The Colorado Division of Labor has just agreed to adopt a new Colorado minimum wage order, which is order number 23. The new order will be made effective as of April 1 of this year, which is just right around the corner. In fact, I believe that is this Monday, so Colorado employers, I hope you know what I am talking about here. You don’t? No worries, mon, as they say in Jamaica. I am here for you, always on the look out for new labor laws across the country, on both the state and the federal level, that you employers should be concerned or at least knowledgeable about.
This particular minimum wage order in Colorado will replace any previous emergency rules that the Division of Labor has been relying on, as well as minimum wage order number 22 in the state. These particular wage orders, by the way, decide how the division regulates and monitors how employers pay their employees wages, as well as the hours these employees work and the working conditions in which they are employed.
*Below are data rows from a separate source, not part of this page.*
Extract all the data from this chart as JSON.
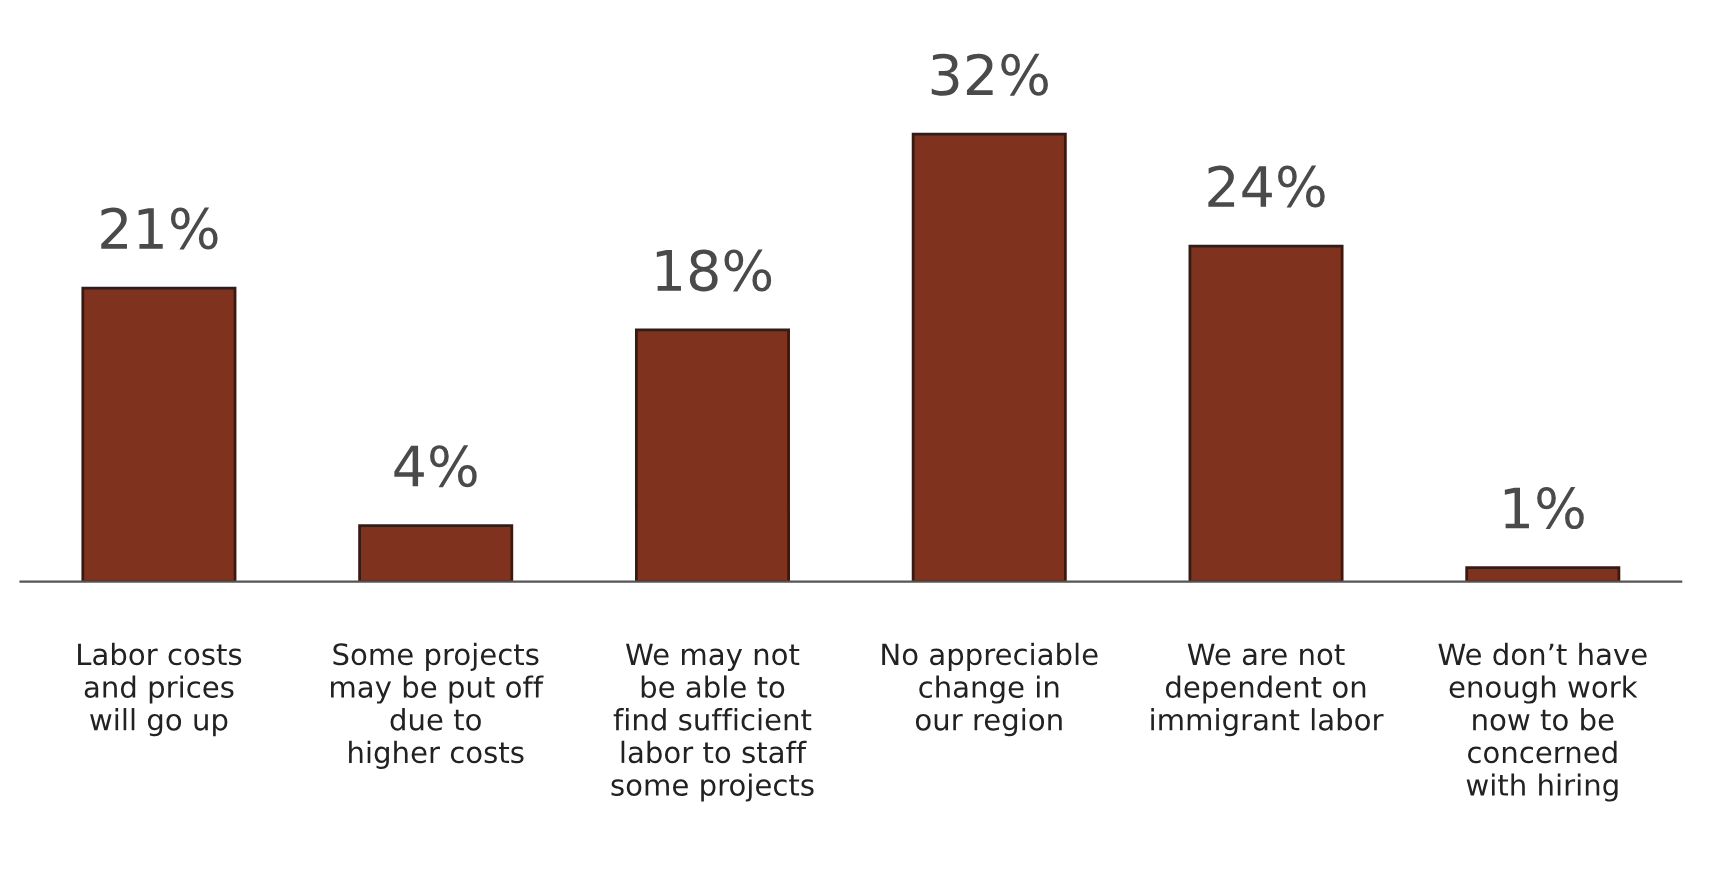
{
  "chart_data": {
    "type": "bar",
    "categories": [
      "Labor costs\nand prices\nwill go up",
      "Some projects\nmay be put off\ndue to\nhigher costs",
      "We may not\nbe able to\nfind sufficient\nlabor to staff\nsome projects",
      "No appreciable\nchange in\nour region",
      "We are not\ndependent on\nimmigrant labor",
      "We don’t have\nenough work\nnow to be\nconcerned\nwith hiring"
    ],
    "values": [
      21,
      4,
      18,
      32,
      24,
      1
    ],
    "value_labels": [
      "21%",
      "4%",
      "18%",
      "32%",
      "24%",
      "1%"
    ],
    "color": "#7f321e",
    "grid": false,
    "legend": false
  }
}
They are particular to employees in the service and retail businesses, in commercial support services (such as call center workers), in the food and beverage industries, as well as any employer and employee in the medical and health care industries.
The new Colorado minimum wage order in question number 23 is put in place by the Division of Labor in order to make sure they follow a recently passed amendment to the Colorado Constitution, called Section 15 of Article XVIII. The new constitutional amendment makes it so that after January 1 of this year, that employees who get either the state or the federal minimum wage must get at least $6.85 per hour, and that this rate must go up every year based on the rate of inflation.